In how many permutations do the letters H, E, C and N appear in that order, but not necessarily consecutively?

Help! I don't even know where to start with this question, can someone give me a leadway??

ebaines · Jan 19, 2010, 10:40 AM

First - consider HEC as the first three letters, in positions 1, 2, and 3. Then N can be in position 4, or 5, or 6, or... or 12 or 13. That's a total of 10 choices.
Now consider HE as the first two letters, skip position 3 (it gets one of the other letters M, A, T or I) and put C in position 4. Then N can be in position 5, or 6, or... or 12 , or 13, for a total of 9 choices.

Continue this line of thinking, and you see that for HE in positions 1 and 2, the total number of possibilities is:
$ 10 + 9 + ..+ 1 = \displaystyle \sum _{i=1} ^ {10} i $

Now consider H as the first letter, skip position 2, and put E in position 3. Using the above logic, the total number of choices for C and N is $\displaystyle \sum _{i=1} ^ 9 i$ . See the pattern?

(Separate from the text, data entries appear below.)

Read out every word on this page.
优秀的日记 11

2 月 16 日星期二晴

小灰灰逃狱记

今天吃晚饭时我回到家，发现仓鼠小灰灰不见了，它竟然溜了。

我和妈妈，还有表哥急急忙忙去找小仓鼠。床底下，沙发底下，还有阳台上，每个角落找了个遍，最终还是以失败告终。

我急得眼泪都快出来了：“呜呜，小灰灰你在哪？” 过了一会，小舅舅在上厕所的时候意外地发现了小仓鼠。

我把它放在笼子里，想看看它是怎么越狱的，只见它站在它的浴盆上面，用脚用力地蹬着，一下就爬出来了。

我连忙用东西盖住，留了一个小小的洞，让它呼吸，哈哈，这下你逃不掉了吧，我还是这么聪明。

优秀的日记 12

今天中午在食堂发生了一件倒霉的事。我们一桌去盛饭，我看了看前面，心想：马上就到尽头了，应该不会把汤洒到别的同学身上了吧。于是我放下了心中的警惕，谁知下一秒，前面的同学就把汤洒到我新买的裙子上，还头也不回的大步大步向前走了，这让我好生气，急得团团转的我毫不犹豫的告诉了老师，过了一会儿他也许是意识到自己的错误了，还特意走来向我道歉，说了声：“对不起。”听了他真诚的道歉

Continuing on: for H in the first position the total possibilities are:

$ \displaystyle \sum _{i=1} ^ {10} i + \sum _ {i=1} ^ 9 i + ... + \sum _ {i=1} ^ 1 i $

Now repeat with H in position 2. By the above reasoning the posibilities are:
$ \displaystyle \sum_{i=1} ^9 i + \sum _{i=1} ^ 8 i + ... + \sum_{i=1} ^ 1 i$

Can you take it from here?

chemistrynerd12 · Jan 19, 2010, 07:28 PM

But I'm in a class that's working on permuations, and that's not the way you approach it, that's working with sums.

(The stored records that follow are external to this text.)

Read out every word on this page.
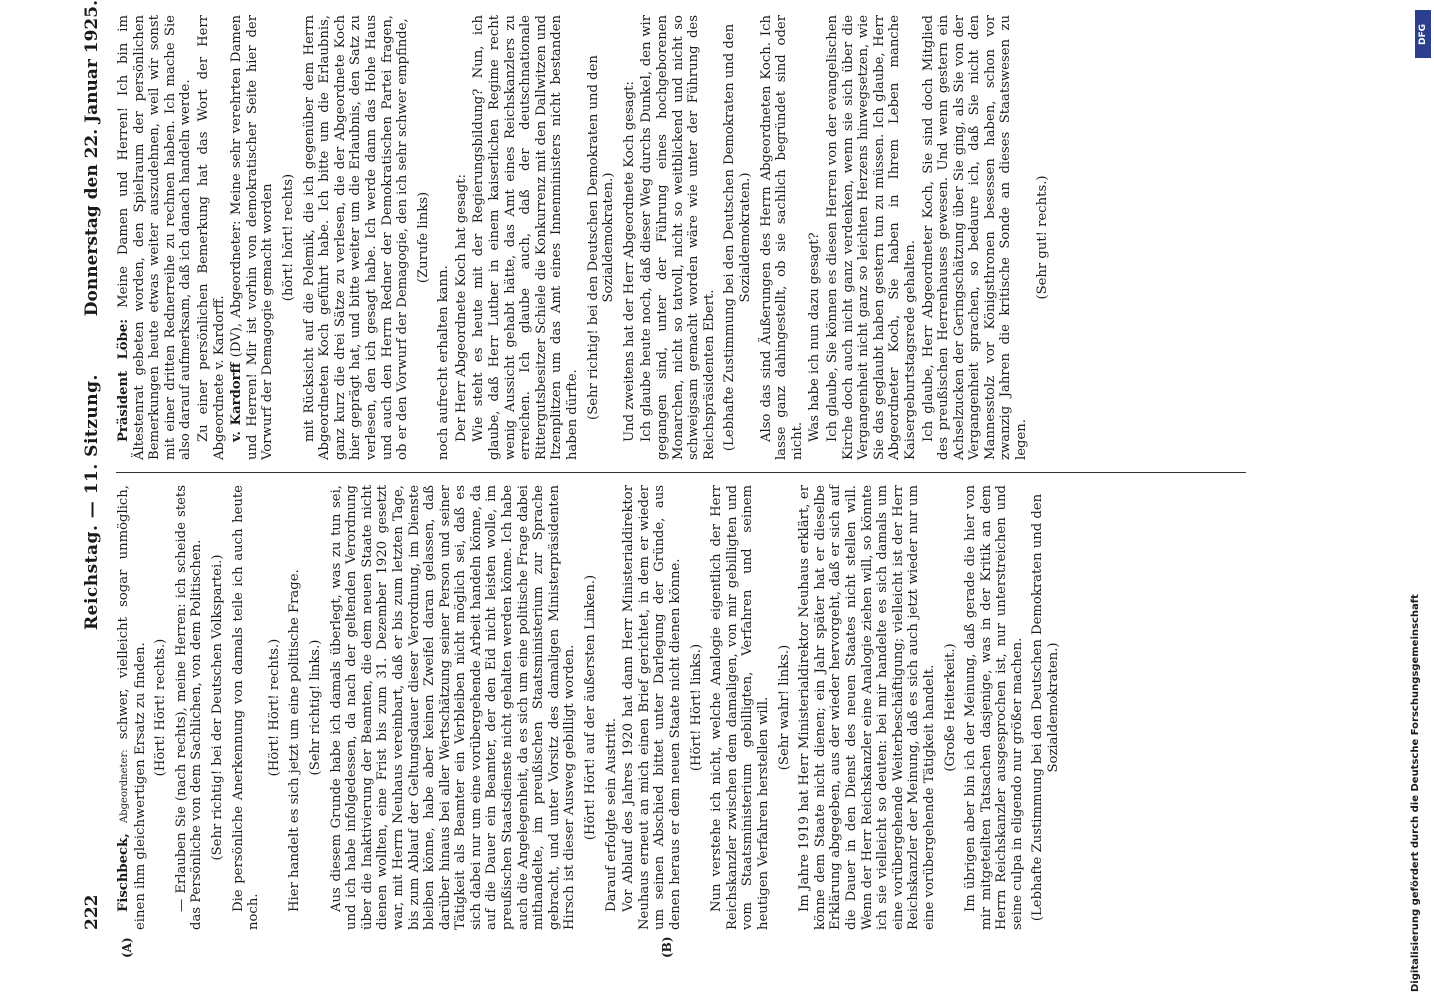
222
Reichstag. — 11. Sitzung.
Donnerstag den 22. Januar 1925.
(A)	(B)

Fischbeck, Abgeordneter: schwer, vielleicht sogar unmöglich, einen ihm gleichwertigen Ersatz zu finden. (Hört! Hört! rechts.) — Erlauben Sie (nach rechts), meine Herren: ich scheide stets das Persönliche von dem Sachlichen, von dem Politischen. (Sehr richtig! bei der Deutschen Volkspartei.) Die persönliche Anerkennung von damals teile ich auch heute noch.

(Hört! Hört! rechts.) Hier handelt es sich jetzt um eine politische Frage. (Sehr richtig! links.) Aus diesem Grunde habe ich damals überlegt, was zu tun sei, und ich habe infolgedessen, da nach der geltenden Verordnung über die Inaktivierung der Beamten, die dem neuen Staate nicht dienen wollten, eine Frist bis zum 31. Dezember 1920 gesetzt war, mit Herrn Neuhaus vereinbart, daß er bis zum letzten Tage, bis zum Ablauf der Geltungsdauer dieser Verordnung, im Dienste bleiben könne, habe aber keinen Zweifel daran gelassen, daß darüber hinaus bei aller Wertschätzung seiner Person und seiner Tätigkeit als Beamter ein Verbleiben nicht möglich sei, daß es sich dabei nur um eine vorübergehende Arbeit handeln könne, da auf die Dauer ein Beamter, der den Eid nicht leisten wolle, im preußischen Staatsdienste nicht gehalten werden könne. Ich habe auch die Angelegenheit, da es sich um eine politische Frage dabei mithandelte, im preußischen Staatsministerium zur Sprache gebracht, und unter Vorsitz des damaligen Ministerpräsidenten Hirsch ist dieser Ausweg gebilligt worden. (Hört! Hört! auf der äußersten Linken.) Darauf erfolgte sein Austritt. Vor Ablauf des Jahres 1920 hat dann Herr Ministerialdirektor Neuhaus erneut an mich einen Brief gerichtet, in dem er wieder um seinen Abschied bittet unter Darlegung der Gründe, aus denen heraus er dem neuen Staate nicht dienen könne. (Hört! Hört! links.) Nun verstehe ich nicht, welche Analogie eigentlich der Herr Reichskanzler zwischen dem damaligen, von mir gebilligten und vom Staatsministerium gebilligten, Verfahren und seinem heutigen Verfahren herstellen will. (Sehr wahr! links.) Im Jahre 1919 hat Herr Ministerialdirektor Neuhaus erklärt, er könne dem Staate nicht dienen; ein Jahr später hat er dieselbe Erklärung abgegeben, aus der wieder hervorgeht, daß er sich auf die Dauer in den Dienst des neuen Staates nicht stellen will. Wenn der Herr Reichskanzler eine Analogie ziehen will, so könnte ich sie vielleicht so deuten: bei mir handelte es sich damals um eine vorübergehende Weiterbeschäftigung; vielleicht ist der Herr Reichskanzler der Meinung, daß es sich auch jetzt wieder nur um eine vorübergehende Tätigkeit handelt. (Große Heiterkeit.) Im übrigen aber bin ich der Meinung, daß gerade die hier von mir mitgeteilten Tatsachen dasjenige, was in der Kritik an dem Herrn Reichskanzler ausgesprochen ist, nur unterstreichen und seine culpa in eligendo nur größer machen. (Lebhafte Zustimmung bei den Deutschen Demokraten und den Sozialdemokraten.)

Präsident Löbe: Meine Damen und Herren! Ich bin im Ältestenrat gebeten worden, den Spielraum der persönlichen Bemerkungen heute etwas weiter auszudehnen, weil wir sonst mit einer dritten Rednerreihe zu rechnen haben. Ich mache Sie also darauf aufmerksam, daß ich danach handeln werde. Zu einer persönlichen Bemerkung hat das Wort der Herr Abgeordnete v. Kardorff. v. Kardorff (DV), Abgeordneter: Meine sehr verehrten Damen und Herren! Mir ist vorhin von demokratischer Seite hier der Vorwurf der Demagogie gemacht worden (hört! hört! rechts) mit Rücksicht auf die Polemik, die ich gegenüber dem Herrn Abgeordneten Koch geführt habe. Ich bitte um die Erlaubnis, ganz kurz die drei Sätze zu verlesen, die der Abgeordnete Koch hier geprägt hat, und bitte weiter um die Erlaubnis, den Satz zu verlesen, den ich gesagt habe. Ich werde dann das Hohe Haus und auch den Herrn Redner der Demokratischen Partei fragen, ob er den Vorwurf der Demagogie, den ich sehr schwer empfinde, (Zurufe links)

noch aufrecht erhalten kann. Der Herr Abgeordnete Koch hat gesagt: Wie steht es heute mit der Regierungsbildung? Nun, ich glaube, daß Herr Luther in einem kaiserlichen Regime recht wenig Aussicht gehabt hätte, das Amt eines Reichskanzlers zu erreichen. Ich glaube auch, daß der deutschnationale Rittergutsbesitzer Schiele die Konkurrenz mit den Dallwitzen und Itzenplitzen um das Amt eines Innenministers nicht bestanden haben dürfte. (Sehr richtig! bei den Deutschen Demokraten und den Sozialdemokraten.) Und zweitens hat der Herr Abgeordnete Koch gesagt: Ich glaube heute noch, daß dieser Weg durchs Dunkel, den wir gegangen sind, unter der Führung eines hochgeborenen Monarchen, nicht so tatvoll, nicht so weitblickend und nicht so schweigsam gemacht worden wäre wie unter der Führung des Reichspräsidenten Ebert. (Lebhafte Zustimmung bei den Deutschen Demokraten und den Sozialdemokraten.) Also das sind Äußerungen des Herrn Abgeordneten Koch. Ich lasse ganz dahingestellt, ob sie sachlich begründet sind oder nicht. Was habe ich nun dazu gesagt? Ich glaube, Sie können es diesen Herren von der evangelischen Kirche doch auch nicht ganz verdenken, wenn sie sich über die Vergangenheit nicht ganz so leichten Herzens hinwegsetzen, wie Sie das geglaubt haben gestern tun zu müssen. Ich glaube, Herr Abgeordneter Koch, Sie haben in Ihrem Leben manche Kaisergeburtstagsrede gehalten. Ich glaube, Herr Abgeordneter Koch, Sie sind doch Mitglied des preußischen Herrenhauses gewesen. Und wenn gestern ein Achselzucken der Geringschätzung über Sie ging, als Sie von der Vergangenheit sprachen, so bedaure ich, daß Sie nicht den Mannesstolz vor Königsthronen besessen haben, schon vor zwanzig Jahren die kritische Sonde an dieses Staatswesen zu legen.

(Sehr gut! rechts.)

Digitalisierung gefördert durch die Deutsche Forschungsgemeinschaft
DFG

ebaines · Jan 20, 2010, 06:38 AM

Here's another way to do it - figure out the total number of ways that the 13 letters can be arranged without duplicates (hint - take care with the fact that there are duplictate letters: 3 AS's, 2 T's, 2 I's, and 2 M's), then divide by the number of ways that H,E,C, and N can be arranged (since only one of those arangments is allowed). Post back and tell us how you're doing with this.

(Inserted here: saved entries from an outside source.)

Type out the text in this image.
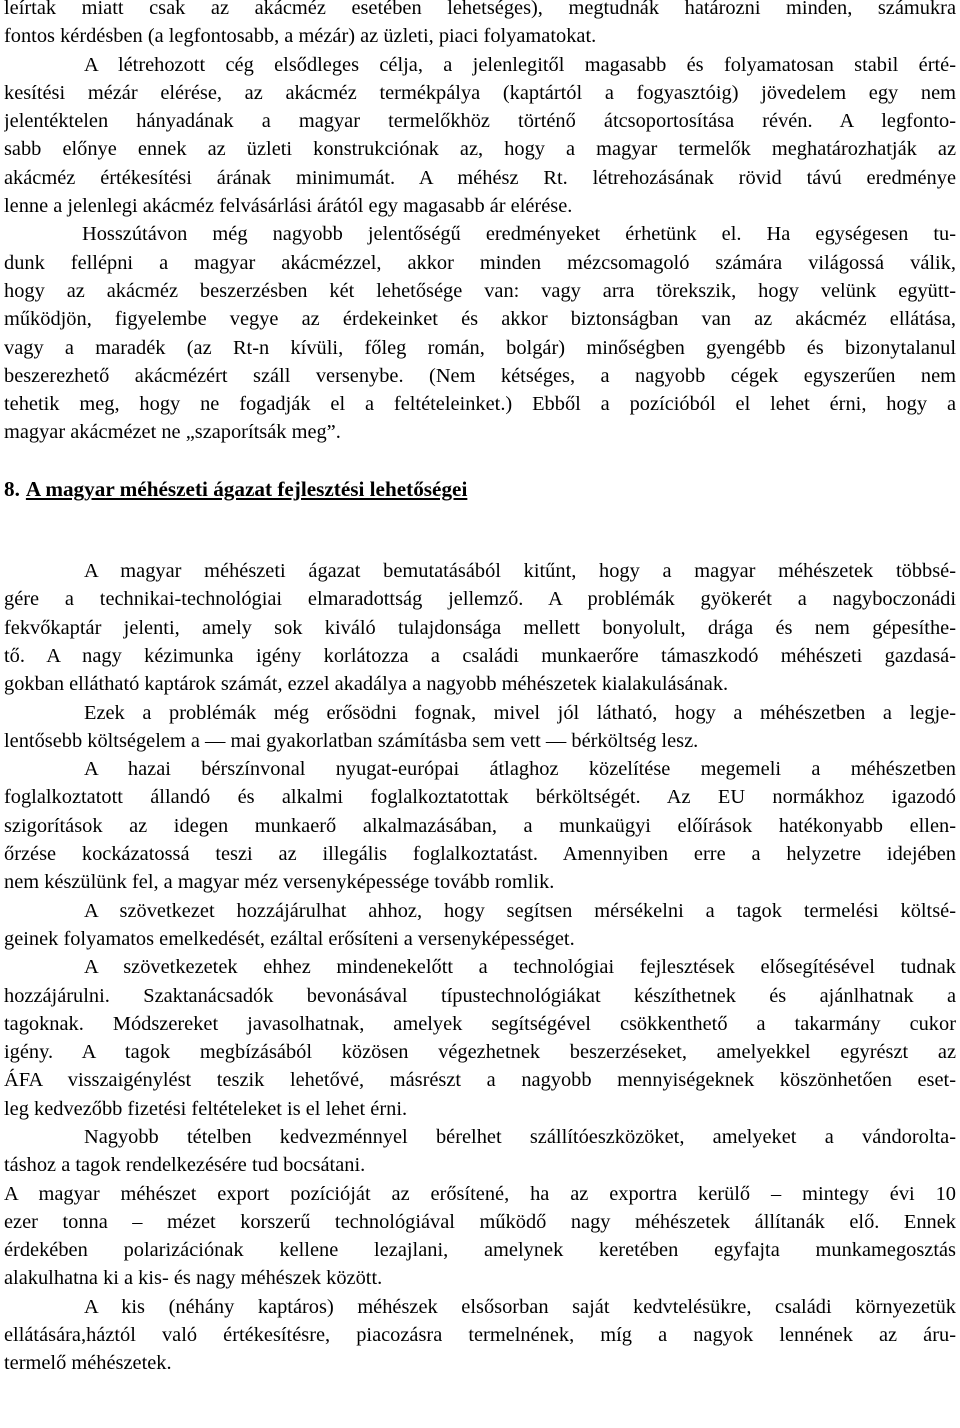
leírtak miatt csak az akácméz esetében lehetséges), megtudnák határozni minden, számukra
fontos kérdésben (a legfontosabb, a mézár) az üzleti, piaci folyamatokat.
A létrehozott cég elsődleges célja, a jelenlegitől magasabb és folyamatosan stabil érté-
kesítési mézár elérése, az akácméz termékpálya (kaptártól a fogyasztóig) jövedelem egy nem
jelentéktelen hányadának a magyar termelőkhöz történő átcsoportosítása révén. A legfonto-
sabb előnye ennek az üzleti konstrukciónak az, hogy a magyar termelők meghatározhatják az
akácméz értékesítési árának minimumát. A méhész Rt. létrehozásának rövid távú eredménye
lenne a jelenlegi akácméz felvásárlási árától egy magasabb ár elérése.
Hosszútávon még nagyobb jelentőségű eredményeket érhetünk el. Ha egységesen tu-
dunk fellépni a magyar akácmézzel, akkor minden mézcsomagoló számára világossá válik,
hogy az akácméz beszerzésben két lehetősége van: vagy arra törekszik, hogy velünk együtt-
működjön, figyelembe vegye az érdekeinket és akkor biztonságban van az akácméz ellátása,
vagy a maradék (az Rt-n kívüli, főleg román, bolgár) minőségben gyengébb és bizonytalanul
beszerezhető akácmézért száll versenybe. (Nem kétséges, a nagyobb cégek egyszerűen nem
tehetik meg, hogy ne fogadják el a feltételeinket.) Ebből a pozícióból el lehet érni, hogy a
magyar akácmézet ne „szaporítsák meg”.
8. A magyar méhészeti ágazat fejlesztési lehetőségei
A magyar méhészeti ágazat bemutatásából kitűnt, hogy a magyar méhészetek többsé-
gére a technikai-technológiai elmaradottság jellemző. A problémák gyökerét a nagyboczonádi
fekvőkaptár jelenti, amely sok kiváló tulajdonsága mellett bonyolult, drága és nem gépesíthe-
tő. A nagy kézimunka igény korlátozza a családi munkaerőre támaszkodó méhészeti gazdasá-
gokban ellátható kaptárok számát, ezzel akadálya a nagyobb méhészetek kialakulásának.
Ezek a problémák még erősödni fognak, mivel jól látható, hogy a méhészetben a legje-
lentősebb költségelem a — mai gyakorlatban számításba sem vett — bérköltség lesz.
A hazai bérszínvonal nyugat-európai átlaghoz közelítése megemeli a méhészetben
foglalkoztatott állandó és alkalmi foglalkoztatottak bérköltségét. Az EU normákhoz igazodó
szigorítások az idegen munkaerő alkalmazásában, a munkaügyi előírások hatékonyabb ellen-
őrzése kockázatossá teszi az illegális foglalkoztatást. Amennyiben erre a helyzetre idejében
nem készülünk fel, a magyar méz versenyképessége tovább romlik.
A szövetkezet hozzájárulhat ahhoz, hogy segítsen mérsékelni a tagok termelési költsé-
geinek folyamatos emelkedését, ezáltal erősíteni a versenyképességet.
A szövetkezetek ehhez mindenekelőtt a technológiai fejlesztések elősegítésével tudnak
hozzájárulni. Szaktanácsadók bevonásával típustechnológiákat készíthetnek és ajánlhatnak a
tagoknak. Módszereket javasolhatnak, amelyek segítségével csökkenthető a takarmány cukor
igény. A tagok megbízásából közösen végezhetnek beszerzéseket, amelyekkel egyrészt az
ÁFA visszaigénylést teszik lehetővé, másrészt a nagyobb mennyiségeknek köszönhetően eset-
leg kedvezőbb fizetési feltételeket is el lehet érni.
Nagyobb tételben kedvezménnyel bérelhet szállítóeszközöket, amelyeket a vándorolta-
táshoz a tagok rendelkezésére tud bocsátani.
A magyar méhészet export pozícióját az erősítené, ha az exportra kerülő – mintegy évi 10
ezer tonna – mézet korszerű technológiával működő nagy méhészetek állítanák elő. Ennek
érdekében polarizációnak kellene lezajlani, amelynek keretében egyfajta munkamegosztás
alakulhatna ki a kis- és nagy méhészek között.
A kis (néhány kaptáros) méhészek elsősorban saját kedvtelésükre, családi környezetük
ellátására,háztól való értékesítésre, piacozásra termelnének, míg a nagyok lennének az áru-
termelő méhészetek.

chemistrynerd12 · Jan 20, 2010, 12:24 PM

okay, so figuring out the number of ways that the 13 letters can be arranged would be:

13!/3!2!2!2!. then with that value, divide by the number of ways that H, E, C and N can be arranged would be 4!

so the answer is 5405400?

ebaines · Jan 20, 2010, 01:05 PM

Originally Posted by chemistrynerd12

so the answer is 5405400?

Yes - I believe that is correct.

I see now that I made an error in my first posting. The process I used shows how many ways the letters H, E, C, and N can be positioned in a 13-letter word, but I forgot that for each of those arrangements there are a bunch of ways that the other letters (M,A, T and I) can be arranged. For example, one way to arrange them is:

HECNMMAAATTII,

And another is:

HECNMMAAATITI

Note that both have H,E,C and N in the same positions, but the other letters are arranged differently. So to account for this we have to multiply the summations that I talked about by the number of ways that M, A, I and T and I can be arranged, which is 9!/(3!2!2!2!). If you do this you get the same answer as you found. It's nice to know that through two different methods we arrive at the same answer!

chemistrynerd12 · Jan 20, 2010, 02:12 PM

Okay, yes that makes sense, wow what a confusing question.
I wouldn't had gotten and understood the answer without your help.

Thank you!

ebaines · Jan 20, 2010, 02:22 PM

You're welcome!